Les Galeries Royales Saint-Hubert
Über den Dächern Brüssels: Der Künstlerberg
Unsere nächste Station war der Künstlerberg, der Mont des Arts. Hier haben sich die meisten namhaften Museen Brüssels niedergelassen und die kleine Erhebung bietet einen wundervollen Blick über die Dächer der Stadt. Neben Highlights wie einem, dem bekanntesten belgischen Surrealisten bewidmeten, Magritte Museum oder dem Königspalast gibt es hier jede Menge schöne Kunsthandlungen und wunderbar altbackene Buchhandlungen zu entdecken. Zudem befindet sich eine wirklich sehenswerte Kirche, die Notre Dame Du Sablon, in unmittelbarer Nähe.
Europaviertel und Triumpfbogen
Durch den weitläufigen Parc de Bruxelles führte uns unsere Route durch das Europaviertel. Hier befinden sich die wichtigsten europäischen Institutionen, wie das Parlamentarium und diverse Botschaften. Am Wochenende ist das Viertel allerdings menschenleer und ein eher trister Part Brüssels. Erwähnenswert ist der Parc Léopold, in dem wir eine kurze Pause einlegten, bevor es weiter Richtung Jubelpark, bzw. Parc de Cinquantenaire ging. Hier läuft man für einige Hundert Meter schnurgerade auf die beeindruckenden Arcades, den Triumpfbogen Brüssels zu. Angezogen von lauter, martialisch anmutender Musik und dem Lärm von Menschenmassen, durchquerten wird den Bogen und fanden uns mitten in einem großen Mittelalterspektakel wieder – ziemlich ernsthafte Schwertkampfduelle, Hofnarren und jede Menge Met inklusive.
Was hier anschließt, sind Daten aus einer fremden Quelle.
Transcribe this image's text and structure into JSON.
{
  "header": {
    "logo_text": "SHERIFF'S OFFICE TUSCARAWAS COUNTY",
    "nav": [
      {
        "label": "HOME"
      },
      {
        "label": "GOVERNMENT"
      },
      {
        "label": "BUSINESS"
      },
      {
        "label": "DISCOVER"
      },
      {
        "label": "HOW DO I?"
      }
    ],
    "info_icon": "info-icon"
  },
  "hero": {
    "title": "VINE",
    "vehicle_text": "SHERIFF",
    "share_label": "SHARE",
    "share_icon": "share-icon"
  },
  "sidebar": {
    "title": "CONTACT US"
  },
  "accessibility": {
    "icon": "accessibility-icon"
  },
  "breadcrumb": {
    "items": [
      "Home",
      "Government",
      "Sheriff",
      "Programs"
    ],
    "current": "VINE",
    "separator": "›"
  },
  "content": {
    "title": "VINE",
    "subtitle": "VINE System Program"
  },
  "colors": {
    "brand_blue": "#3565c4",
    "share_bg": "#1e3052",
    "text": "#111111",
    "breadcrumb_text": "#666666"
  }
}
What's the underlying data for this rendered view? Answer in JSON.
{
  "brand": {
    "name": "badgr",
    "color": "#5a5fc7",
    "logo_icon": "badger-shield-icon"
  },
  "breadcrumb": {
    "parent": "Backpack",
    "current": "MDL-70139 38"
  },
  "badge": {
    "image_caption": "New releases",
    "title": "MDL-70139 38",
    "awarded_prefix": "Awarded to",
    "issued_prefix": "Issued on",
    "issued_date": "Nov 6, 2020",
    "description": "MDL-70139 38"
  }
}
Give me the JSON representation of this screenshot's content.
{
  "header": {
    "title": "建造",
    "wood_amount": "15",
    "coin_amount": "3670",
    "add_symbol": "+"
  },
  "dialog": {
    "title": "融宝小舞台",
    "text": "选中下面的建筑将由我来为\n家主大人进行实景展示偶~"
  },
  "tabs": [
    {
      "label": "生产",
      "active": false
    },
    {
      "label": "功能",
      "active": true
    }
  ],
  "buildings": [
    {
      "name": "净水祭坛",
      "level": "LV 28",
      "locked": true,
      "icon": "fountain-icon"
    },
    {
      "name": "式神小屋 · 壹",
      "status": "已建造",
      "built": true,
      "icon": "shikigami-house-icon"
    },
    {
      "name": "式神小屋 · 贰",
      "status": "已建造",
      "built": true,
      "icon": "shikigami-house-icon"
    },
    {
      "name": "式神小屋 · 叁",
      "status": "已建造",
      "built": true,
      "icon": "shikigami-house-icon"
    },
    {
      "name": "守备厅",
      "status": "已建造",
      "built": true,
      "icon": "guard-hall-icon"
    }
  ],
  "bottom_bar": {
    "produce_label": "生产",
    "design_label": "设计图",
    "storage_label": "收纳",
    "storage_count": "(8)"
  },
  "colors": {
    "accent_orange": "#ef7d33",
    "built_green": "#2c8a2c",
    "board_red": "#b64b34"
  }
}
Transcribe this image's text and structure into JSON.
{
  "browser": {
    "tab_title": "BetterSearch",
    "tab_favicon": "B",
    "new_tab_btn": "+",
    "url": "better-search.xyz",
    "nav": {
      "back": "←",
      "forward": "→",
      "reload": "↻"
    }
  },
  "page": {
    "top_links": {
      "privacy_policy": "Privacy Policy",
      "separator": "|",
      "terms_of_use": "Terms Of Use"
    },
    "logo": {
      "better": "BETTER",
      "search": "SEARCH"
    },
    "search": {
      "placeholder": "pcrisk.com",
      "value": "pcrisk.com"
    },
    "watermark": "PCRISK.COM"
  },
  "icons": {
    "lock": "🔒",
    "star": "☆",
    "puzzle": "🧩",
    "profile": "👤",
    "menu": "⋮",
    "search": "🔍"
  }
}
Das Atomium: Brüssels Wahrzeichen
Nach diesem etwas skurillen aber durchaus interessanten Erlebnis und einigen Stunden Sightseeing, stand für uns lediglich noch das Atomium, das Wahrzeichen Brüssels, auf dem Programm. Dieses erreichten wir allerdings ausnahmsweise nicht zu Fuß, da es vom Parc de Cinquantenaire aus mehr als 10km enfernt liegt. Die beeindruckende Architektur macht einen Abstecher zum Atomium aber in jedem Fall lohnenswert.

Atomium
Zweiter Teil: Belgisches Essen – Ein bisschen Anatomie-Unterricht
Das klingt zunächst einmal wenig appetitlich, deshalb vorweg: Das belgische Essen ist wirklich sehr gut. Französische Einflüsse sind unverkennbar. So lieben die Belgier ebenso kleine Bistro-Tische, Essen in mehreren Gängen, guten Wein und natürlich… Fleisch. Was letzteres betrifft, wird in Belgien gerne alles Tierische verwertet.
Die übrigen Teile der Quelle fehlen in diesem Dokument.